Frank: So far the DC character that I’ve drawn the most in this book is Batman and he’d frankly fit into the Watchmen Universe beautifully. No, the dominant influence is Watchmen. There will be subtle changes between worlds—colors, for example—but not so that it becomes intrusive. It’s not going to be Bedknobs and Broomsticks.
Paste: Watchmen confirmed the nine-panel grid as the de facto format for serious, scholarly comics, only breaking form once. Most of the pages follow that same schema, with various breaks into 7- and 8-panel pages. What dictates breaking type? Is there an underlying rhythm at play?

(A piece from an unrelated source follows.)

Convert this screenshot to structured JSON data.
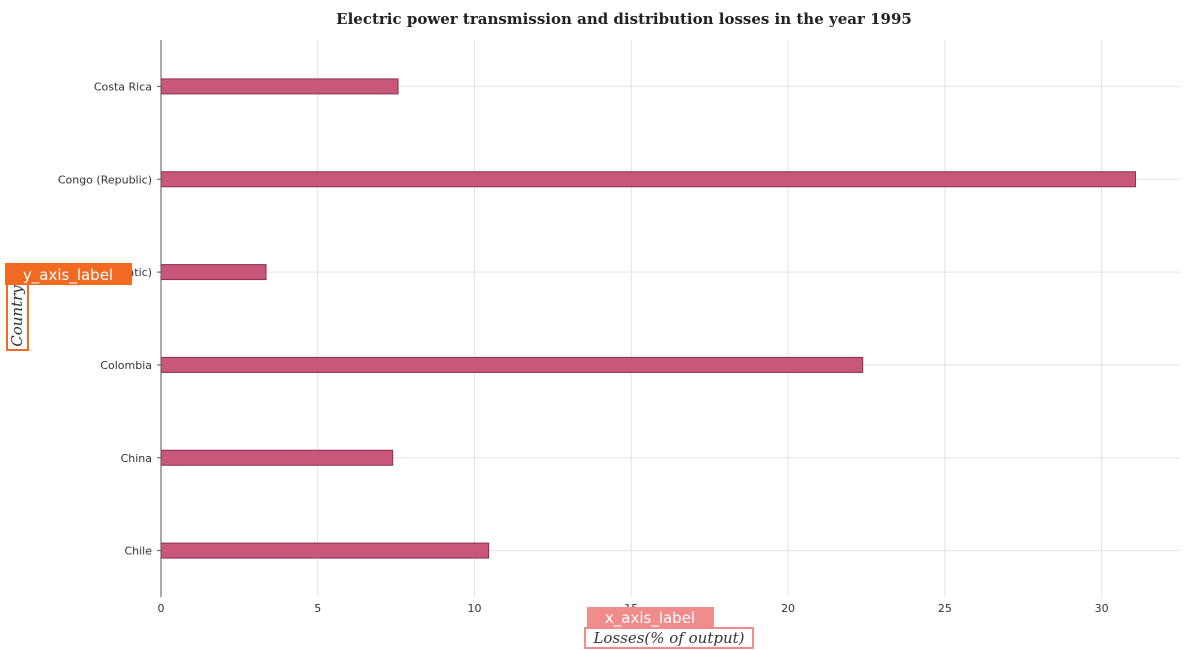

Frank: Yes. Virtually everything you do with the size and shape of a panel has a subtle effect on how the contents are perceived. There are instances in Watchmen where there are four panels on a line, for instance. When you are reading a three-panel line, three-panel line, three-panel line etc, then there’s a switch to four, the reader may not notice it consciously, but there is a shift in rhythm. You can use smaller, choppier panels to increase pace, or maybe give the feeling of quiet or secretive actions. Alternatively, you can use it to shift between environments for a flashback or a dream sequence (as in Watchmen). The restriction imposed by the nine-panel grid has the unexpected effect of making even small changes to the rhythm more effective.
Doomsday Clock Interior Art by Gary Frank and Brad Anderson
Paste: In the opening panels, you nicely preserve a sense of place that corresponds with a ravaged ‘80s NYC. The double-breasted jackets, analogue media, concrete jungle, etc., but then you slowly reveal the ergonomic cars. How would you describe the architecture and environment of Watchmen? What’s changed?
Frank: Well, some of those things came about in Watchmen. The electric cars, for example. There’s pre-Doctor Manhattan Watchmen U and post-Doctor Manhattan Watchmen U. We obviously pick up in the latter so there’s this weird juxtaposition of a DCU, which is effectively 30 years in the future, and a 1980’s Earth that has been changed completely by Doctor Manhattan’s presence into a kind of pseudo-futuristic version.
Paste: On the latter note, you also had to design new characters—The Mime and The Marionette. Aside from the source material, where did you seek inspiration? Did you return to the old Charlton characters at all?
Frank: No, the Charlton characters were the jumping-off point, but from there we wanted something new. Geoff already knew the role that they needed to fill so we started to build something tailor-made for the story.
Doomsday Clock In-Process Cover Art by Gary Frank
Paste: The original Watchmen scripts were phone-book thick and dense with material. You and Geoff Johns have an extensive history, but did your creative process shift at all to tackle Doomsday Clock?
Frank: Totally. The scripts are a little tighter than usual, but the planning and framework are much more complex and time consuming. The Watchmen scripts seemed to define every detail in every panel, whereas Geoff leaves a little more flexibility. Much of what you’ll see comes as a result of conversation rather than because it was there in the first run at the script. Geoff is tweaking and molding the story all the time, guiding it as it grows organically.